Darum sind fünf Prozent moderat: Es gab auch schon Jahre, in denen die Krankenkassenprämien um mehr als fünf Prozent im Durchschnitt angehoben werden mussten. Deshalb sei der für 2023 zu erwartende Anstieg eher «moderat», sagt Schneuwly. Allerdings war früher das Niveau der Prämien auch deutlich tiefer, was in absoluten Franken eine weniger starke Prämienerhöhung bedeuete: Wenn früher eine Prämie, die beispielsweise 200 Franken betrug, um acht Prozent erhöht wurde, machte das 16 Franken aus. Wenn jetzt die Prämie von 400 Franken um fünf Prozent ansteigt, macht das 20 Franken Mehrausgaben aus.

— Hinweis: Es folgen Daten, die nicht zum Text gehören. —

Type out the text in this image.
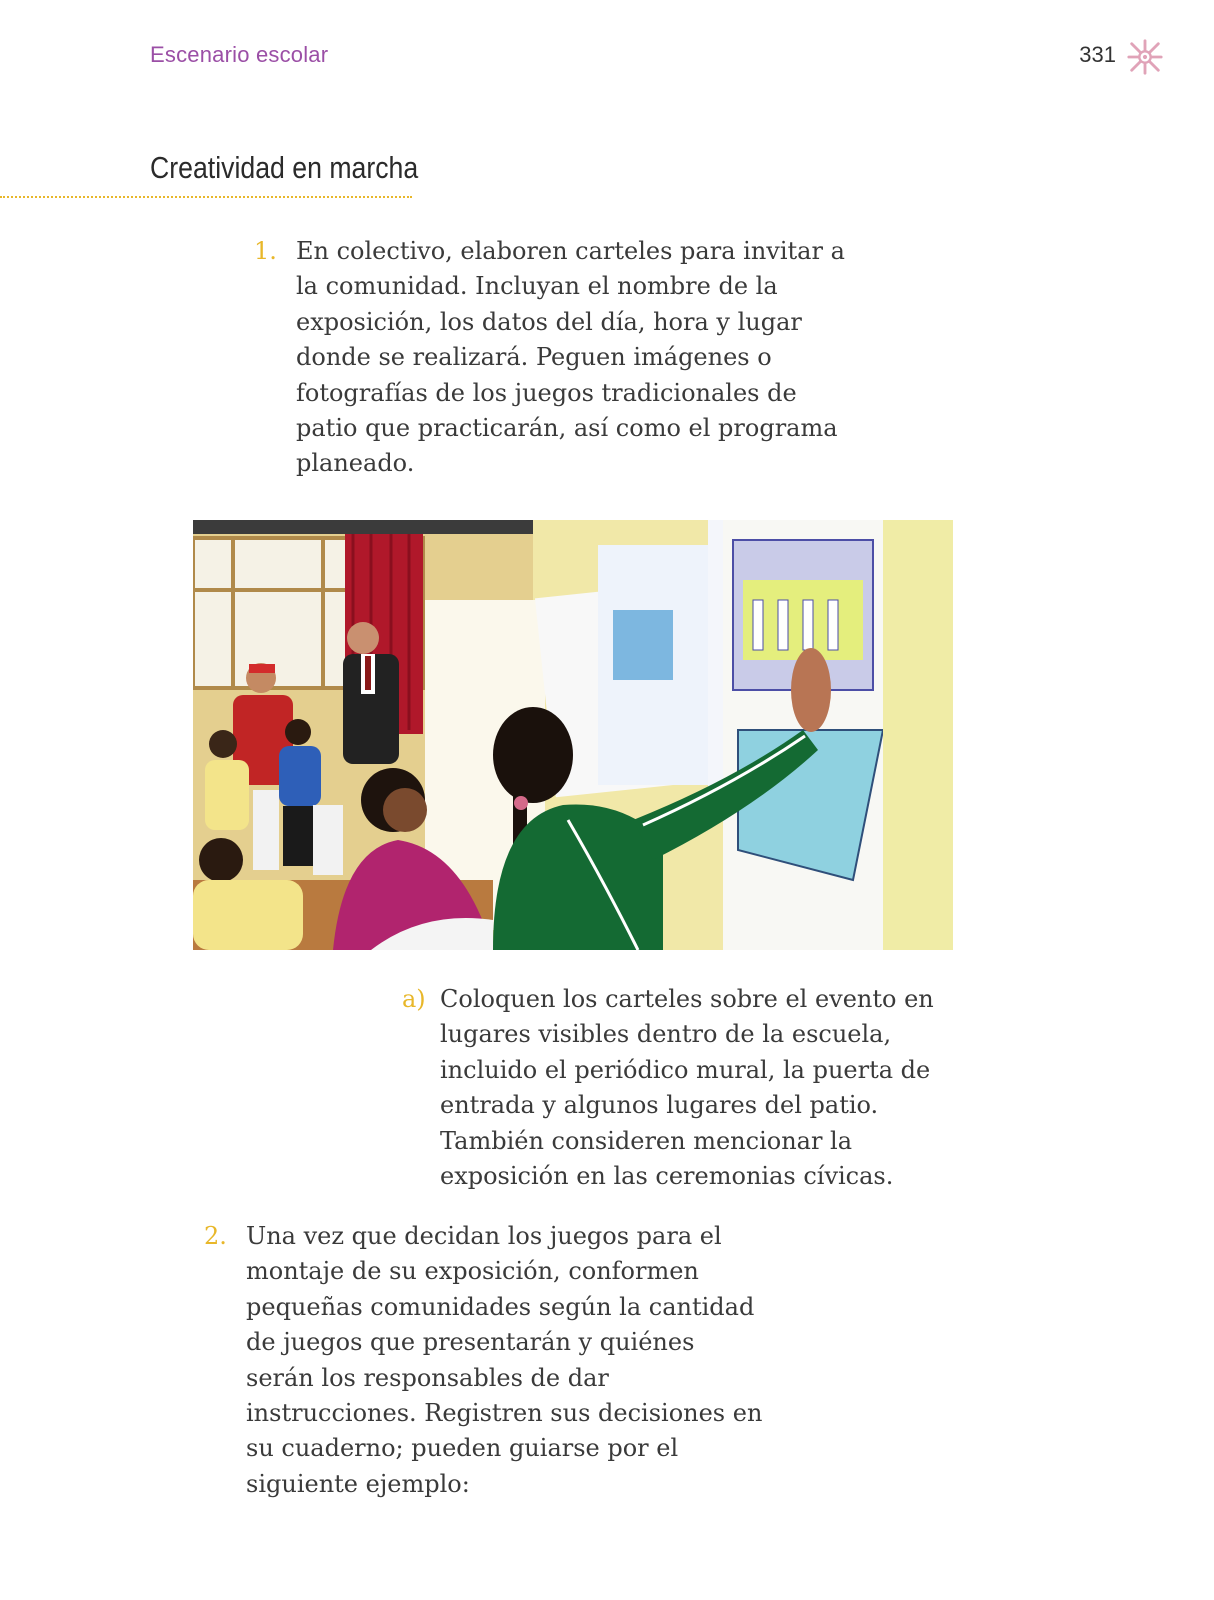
Escenario escolar	331
Creatividad en marcha
1. En colectivo, elaboren carteles para invitar a la comunidad. Incluyan el nombre de la exposición, los datos del día, hora y lugar donde se realizará. Peguen imágenes o fotografías de los juegos tradicionales de patio que practicarán, así como el programa planeado.
a) Coloquen los carteles sobre el evento en lugares visibles dentro de la escuela, incluido el periódico mural, la puerta de entrada y algunos lugares del patio. También consideren mencionar la exposición en las ceremonias cívicas.
2. Una vez que decidan los juegos para el montaje de su exposición, conformen pequeñas comunidades según la cantidad de juegos que presentarán y quiénes serán los responsables de dar instrucciones. Registren sus decisiones en su cuaderno; pueden guiarse por el siguiente ejemplo:
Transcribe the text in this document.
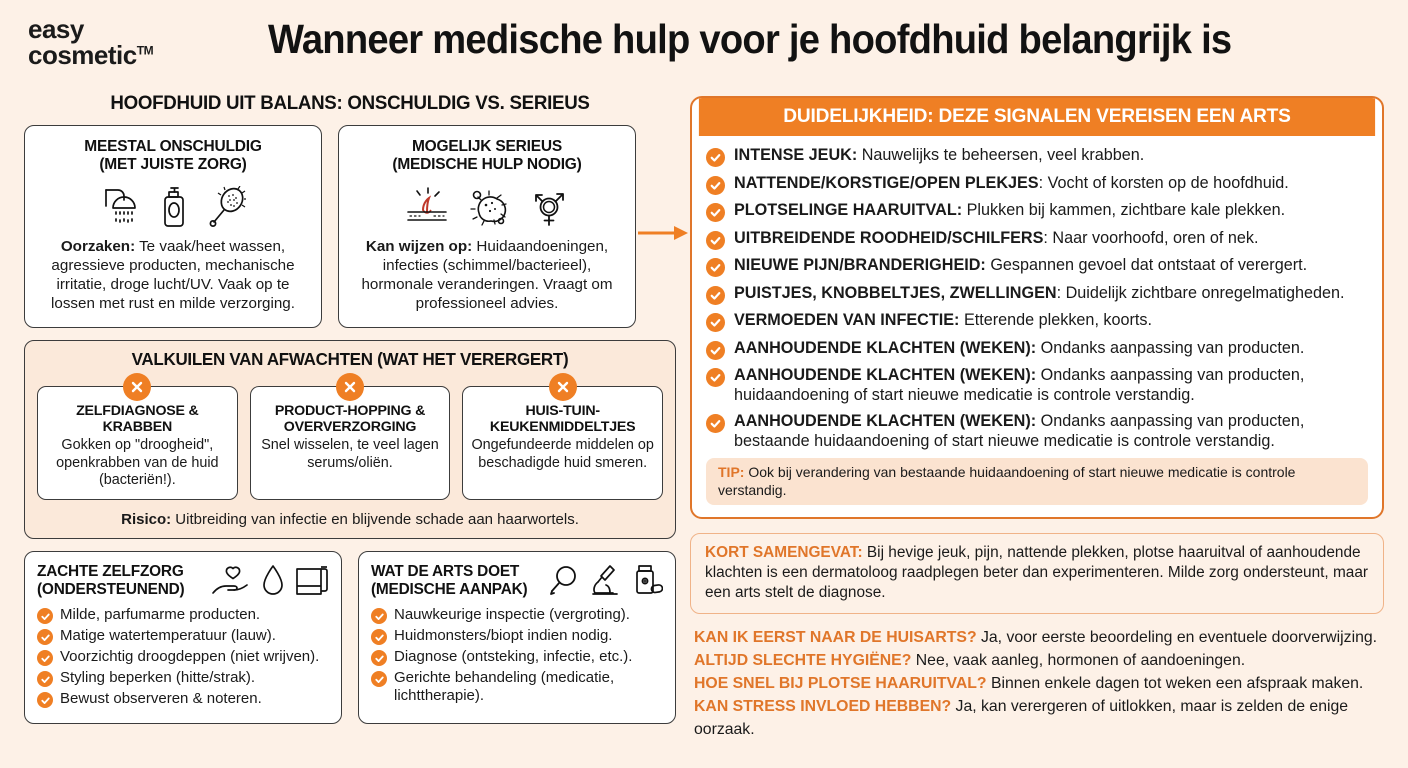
easy
cosmetic™	Wanneer medische hulp voor je hoofdhuid belangrijk is
HOOFDHUID UIT BALANS: ONSCHULDIG VS. SERIEUS
MEESTAL ONSCHULDIG
(MET JUISTE ZORG)
Oorzaken: Te vaak/heet wassen, agressieve producten, mechanische irritatie, droge lucht/UV. Vaak op te lossen met rust en milde verzorging.
MOGELIJK SERIEUS
(MEDISCHE HULP NODIG)
Kan wijzen op: Huidaandoeningen, infecties (schimmel/bacterieel), hormonale veranderingen. Vraagt om professioneel advies.
VALKUILEN VAN AFWACHTEN (WAT HET VERERGERT)
ZELFDIAGNOSE & KRABBEN
Gokken op "droogheid", openkrabben van de huid (bacteriën!).
PRODUCT-HOPPING & OVERVERZORGING
Snel wisselen, te veel lagen serums/oliën.
HUIS-TUIN-KEUKENMIDDELTJES
Ongefundeerde middelen op beschadigde huid smeren.
Risico: Uitbreiding van infectie en blijvende schade aan haarwortels.
ZACHTE ZELFZORG
(ONDERSTEUNEND)
Milde, parfumarme producten.
Matige watertemperatuur (lauw).
Voorzichtig droogdeppen (niet wrijven).
Styling beperken (hitte/strak).
Bewust observeren & noteren.
WAT DE ARTS DOET
(MEDISCHE AANPAK)
Nauwkeurige inspectie (vergroting).
Huidmonsters/biopt indien nodig.
Diagnose (ontsteking, infectie, etc.).
Gerichte behandeling (medicatie, lichttherapie).
DUIDELIJKHEID: DEZE SIGNALEN VEREISEN EEN ARTS
INTENSE JEUK: Nauwelijks te beheersen, veel krabben.
NATTENDE/KORSTIGE/OPEN PLEKJES: Vocht of korsten op de hoofdhuid.
PLOTSELINGE HAARUITVAL: Plukken bij kammen, zichtbare kale plekken.
UITBREIDENDE ROODHEID/SCHILFERS: Naar voorhoofd, oren of nek.
NIEUWE PIJN/BRANDERIGHEID: Gespannen gevoel dat ontstaat of verergert.
PUISTJES, KNOBBELTJES, ZWELLINGEN: Duidelijk zichtbare onregelmatigheden.
VERMOEDEN VAN INFECTIE: Etterende plekken, koorts.
AANHOUDENDE KLACHTEN (WEKEN): Ondanks aanpassing van producten.
AANHOUDENDE KLACHTEN (WEKEN): Ondanks aanpassing van producten, huidaandoening of start nieuwe medicatie is controle verstandig.
AANHOUDENDE KLACHTEN (WEKEN): Ondanks aanpassing van producten, bestaande huidaandoening of start nieuwe medicatie is controle verstandig.
TIP: Ook bij verandering van bestaande huidaandoening of start nieuwe medicatie is controle verstandig.
KORT SAMENGEVAT: Bij hevige jeuk, pijn, nattende plekken, plotse haaruitval of aanhoudende klachten is een dermatoloog raadplegen beter dan experimenteren. Milde zorg ondersteunt, maar een arts stelt de diagnose.
KAN IK EERST NAAR DE HUISARTS? Ja, voor eerste beoordeling en eventuele doorverwijzing.
ALTIJD SLECHTE HYGIËNE? Nee, vaak aanleg, hormonen of aandoeningen.
HOE SNEL BIJ PLOTSE HAARUITVAL? Binnen enkele dagen tot weken een afspraak maken.
KAN STRESS INVLOED HEBBEN? Ja, kan verergeren of uitlokken, maar is zelden de enige oorzaak.
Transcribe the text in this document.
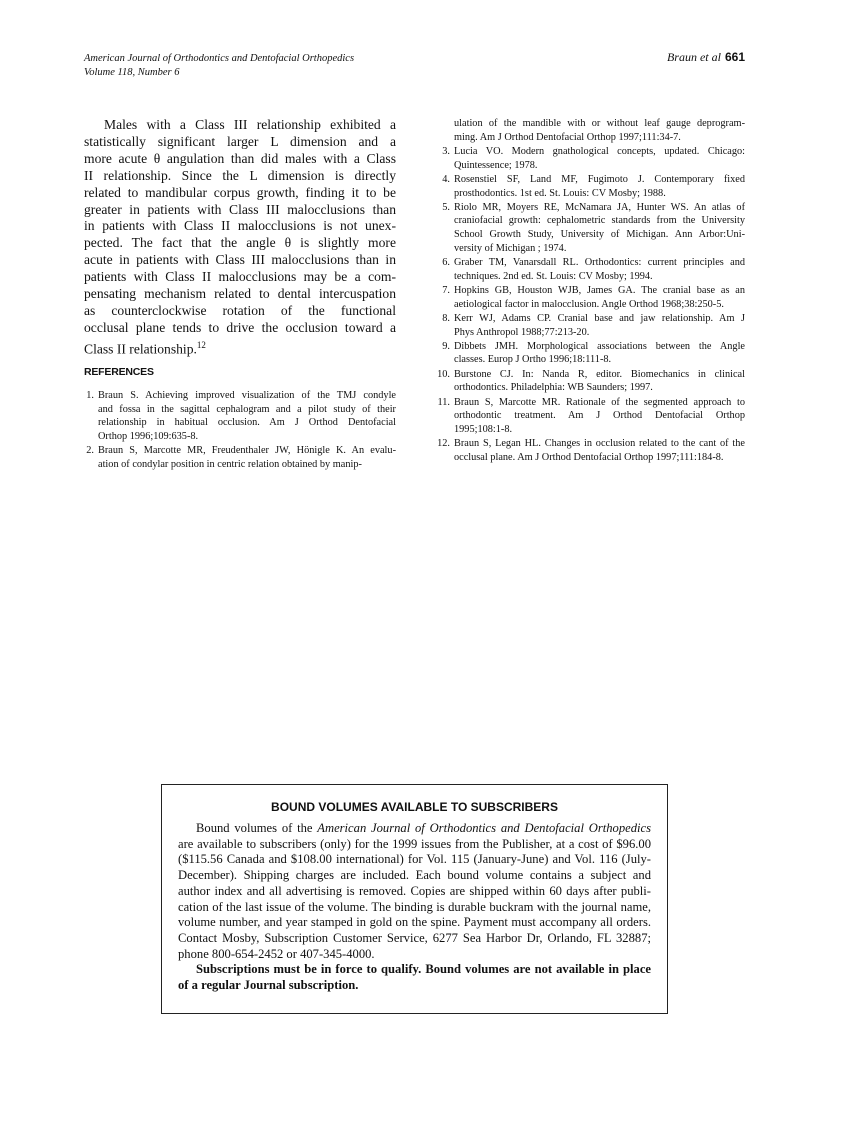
American Journal of Orthodontics and Dentofacial Orthopedics
Volume 118, Number 6
Braun et al 661
Males with a Class III relationship exhibited a
statistically significant larger L dimension and a
more acute θ angulation than did males with a Class
II relationship. Since the L dimension is directly
related to mandibular corpus growth, finding it to be
greater in patients with Class III malocclusions than
in patients with Class II malocclusions is not unex-
pected. The fact that the angle θ is slightly more
acute in patients with Class III malocclusions than in
patients with Class II malocclusions may be a com-
pensating mechanism related to dental intercuspation
as counterclockwise rotation of the functional
occlusal plane tends to drive the occlusion toward a
Class II relationship.$^{12}$
REFERENCES
1. Braun S. Achieving improved visualization of the TMJ condyle
and fossa in the sagittal cephalogram and a pilot study of their
relationship in habitual occlusion. Am J Orthod Dentofacial
Orthop 1996;109:635-8.
2. Braun S, Marcotte MR, Freudenthaler JW, Hönigle K. An evalu-
ation of condylar position in centric relation obtained by manip-
ulation of the mandible with or without leaf gauge deprogram-
ming. Am J Orthod Dentofacial Orthop 1997;111:34-7.
3. Lucia VO. Modern gnathological concepts, updated. Chicago:
Quintessence; 1978.
4. Rosenstiel SF, Land MF, Fugimoto J. Contemporary fixed
prosthodontics. 1st ed. St. Louis: CV Mosby; 1988.
5. Riolo MR, Moyers RE, McNamara JA, Hunter WS. An atlas of
craniofacial growth: cephalometric standards from the University
School Growth Study, University of Michigan. Ann Arbor:Uni-
versity of Michigan ; 1974.
6. Graber TM, Vanarsdall RL. Orthodontics: current principles and
techniques. 2nd ed. St. Louis: CV Mosby; 1994.
7. Hopkins GB, Houston WJB, James GA. The cranial base as an
aetiological factor in malocclusion. Angle Orthod 1968;38:250-5.
8. Kerr WJ, Adams CP. Cranial base and jaw relationship. Am J
Phys Anthropol 1988;77:213-20.
9. Dibbets JMH. Morphological associations between the Angle
classes. Europ J Ortho 1996;18:111-8.
10. Burstone CJ. In: Nanda R, editor. Biomechanics in clinical
orthodontics. Philadelphia: WB Saunders; 1997.
11. Braun S, Marcotte MR. Rationale of the segmented approach to
orthodontic treatment. Am J Orthod Dentofacial Orthop
1995;108:1-8.
12. Braun S, Legan HL. Changes in occlusion related to the cant of the
occlusal plane. Am J Orthod Dentofacial Orthop 1997;111:184-8.
BOUND VOLUMES AVAILABLE TO SUBSCRIBERS
Bound volumes of the American Journal of Orthodontics and Dentofacial Orthopedics
are available to subscribers (only) for the 1999 issues from the Publisher, at a cost of $96.00
($115.56 Canada and $108.00 international) for Vol. 115 (January-June) and Vol. 116 (July-
December). Shipping charges are included. Each bound volume contains a subject and
author index and all advertising is removed. Copies are shipped within 60 days after publi-
cation of the last issue of the volume. The binding is durable buckram with the journal name,
volume number, and year stamped in gold on the spine. Payment must accompany all orders.
Contact Mosby, Subscription Customer Service, 6277 Sea Harbor Dr, Orlando, FL 32887;
phone 800-654-2452 or 407-345-4000.
Subscriptions must be in force to qualify. Bound volumes are not available in place
of a regular Journal subscription.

So wurde die Prognose gemacht: Comparis hat für die Studie die Reserven der Krankenkassen, eine Prognose der Gesundheitskosten-Entwicklung sowie die zu erwartenden Erträge an den Kapitalmärkten berücksichtigt. Dort haben die Krankenkassen die Reserven angelegt – je nach wirtschaftlicher Gesamtentwicklung ist im Jahresverlauf also mit einem möglicherweise grösseren Zuwachs oder auch mit einem Verlust zu rechnen. Doch angesichts der momentan sehr unsicheren weltwirtschaftlichen Lageentwicklung – Pandemiefolgen, Krieg in der Ukraine – ist im laufenden Jahr kaum mit grossen Gewinnen an den Kapitalmärkten zu rechnen. Dies im Gegensatz zu den vergangenen Jahren.